Foreigners

How To Solve Syria

The West isn’t going to save the country’s battered opposition. But that doesn’t mean we don’t have cards to play.

Syria.

Members of the Free Syrian Army get ready to leave to an undisclosed location in the outskirts of Qusayr, near Homs

Gianluigi Guercia/AFP/Getty Images.

We are not pretending that the human rights situation in Syria is perfect. … We are aware that there is a regression in the quality of services usually provided by the government to the population by the regions facing violence.”

—Fayssal al-Hamwi, Syria’s ambassador to the United Nations in Geneva, Feb. 28


On Sunday, Syrians “voted” in a constitutional referendum that reflected “citizens’ keenness on moving forward with the reform process,” in the words of the government’s news agency. On the same day, 17 more people were killed in Homs by the government’s military forces, while the International Red Cross tried, and failed, to negotiate safe passage for the wounded out of the city. The Syrian regime now has two faces: the pseudo-democratic one it turns to the outside world and the vicious one it turns on its own people.

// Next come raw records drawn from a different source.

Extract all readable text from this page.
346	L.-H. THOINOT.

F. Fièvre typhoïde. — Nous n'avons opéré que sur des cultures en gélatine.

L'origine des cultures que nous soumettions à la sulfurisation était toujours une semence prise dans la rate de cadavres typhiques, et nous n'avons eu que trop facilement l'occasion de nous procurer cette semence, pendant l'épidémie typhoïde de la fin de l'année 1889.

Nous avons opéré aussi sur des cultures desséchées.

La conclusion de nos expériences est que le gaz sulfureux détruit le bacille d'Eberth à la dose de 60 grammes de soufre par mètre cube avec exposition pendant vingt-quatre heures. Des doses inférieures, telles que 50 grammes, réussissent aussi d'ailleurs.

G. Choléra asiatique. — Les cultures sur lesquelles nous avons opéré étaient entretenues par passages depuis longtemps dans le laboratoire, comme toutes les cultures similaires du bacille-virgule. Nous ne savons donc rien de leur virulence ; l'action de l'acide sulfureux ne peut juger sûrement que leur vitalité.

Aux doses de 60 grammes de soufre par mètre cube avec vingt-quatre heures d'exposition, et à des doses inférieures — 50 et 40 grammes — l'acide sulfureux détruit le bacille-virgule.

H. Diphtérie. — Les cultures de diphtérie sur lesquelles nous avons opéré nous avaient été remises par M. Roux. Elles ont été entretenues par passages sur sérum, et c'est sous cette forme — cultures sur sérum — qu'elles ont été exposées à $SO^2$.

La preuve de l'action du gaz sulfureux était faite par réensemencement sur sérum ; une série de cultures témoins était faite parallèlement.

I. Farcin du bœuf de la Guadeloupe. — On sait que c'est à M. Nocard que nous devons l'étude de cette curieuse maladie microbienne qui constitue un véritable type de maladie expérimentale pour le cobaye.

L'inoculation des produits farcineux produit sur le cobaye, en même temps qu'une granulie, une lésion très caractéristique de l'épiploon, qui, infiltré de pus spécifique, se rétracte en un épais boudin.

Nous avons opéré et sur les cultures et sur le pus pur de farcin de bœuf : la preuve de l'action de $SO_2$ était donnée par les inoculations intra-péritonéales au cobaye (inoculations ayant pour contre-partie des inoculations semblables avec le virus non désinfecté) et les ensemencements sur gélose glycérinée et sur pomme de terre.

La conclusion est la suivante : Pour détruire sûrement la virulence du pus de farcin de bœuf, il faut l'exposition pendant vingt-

Although that contrast is clear, a Western military coalition of the willing isn’t going to emerge quickly on behalf of Syria, as it did for Libya. Syria’s ethnic divisions resemble those in Iraq; its ruling clique is sustained by Iran; its opposition is chaotic; and some of its population is so scared of what might come next that they may be inclined to support the regime. The Syrian army has better weapons than the Libyan army (which itself collapsed only in the nick of time, just before NATO’s ammunition ran out), and Western publics are war-weary. But before we throw up our hands and let the Saudis send jihadists to “help” the Syrian rebels (the way they once “helped” the Afghan mujaheddin), we have several more cards to play.

One of them involves taking Syria’s human rights rhetoric seriously—and turning it against the regime. Amnesty International, Human Rights Watch, the United Nations, and others have diligently collected, compiled, and published evidence of the regime’s human rights abuses, including the names and positions of Syrian officers who ordered soldiers to fire on unarmed demonstrators; accounts of torture and arbitrary detention; descriptions of rape, abuse, and murder of children; and evidence of the mass slaughter of regime opponents over many years. It’s time to refer this material to the United Nations, the Arab League, the International Criminal Court (not a body I like, but since it exists we should use it); to hand it publicly to Syrian officials; to read it in Arabic on the radio; to use it in statements and at news conferences. A single speech by the American president or the British prime minister that named the criminal Syrian army officers could have an enormous impact, once it has been beamed back into Syria via radio, satellite television, the Internet, and word of mouth.

So far, Western leaders have refrained from this kind of language because, as Hillary Clinton put it this week, using labels like “war criminal” to describe Syria’s president, Bashar al-Assad, can “limit options to persuade leaders to step down from power.” She is right—which is why rhetoric aimed at delegitimizing the regime should be accompanied by immediate and strenuous efforts to not only unify the opposition but also to get its disparate members talking about the post-Assad future. In particular, the Syrian rebels need to start talking about transitional justice: how, exactly, former regime allies will be treated; how real criminals will be distinguished from mere collaborators; how victims will be compensated; and how the minority rule of a dictatorial clan can be ended without bloodshed.

This isn’t an impossible dream: South Africa managed to avoid civil war, in an analogous (though hardly identical) situation. Violence there was avoided in part because the outgoing minority participated in the transition. If some of the Alawite elite can be persuaded to do the same, Syria stands a chance of avoiding civil war. There isn’t anybody to talk to in Assad’s immediate circle—all of them have blood on their hands—but if the Syrian rebels can reassure others in Damascus, Alawites as well as Christians, that they won’t become the targets of a campaign of revenge, then they stand a better chance of persuading more people to switch sides. The crucial moment of the revolution—when the regime’s supporters begin to sympathize with their opponents—may well be fast approaching.

One way or another, this conflict will end. Assad will fall—or he will remain in power thanks to a bloodbath, followed by another era of sullen repression. Either way, one of the best things the West can do now is help Syrian rebels and the Syrian diaspora think about what might come next. It seems ridiculous to focus on the future in the middle of a crisis. But in this case, that might be the only way the crisis can be resolved.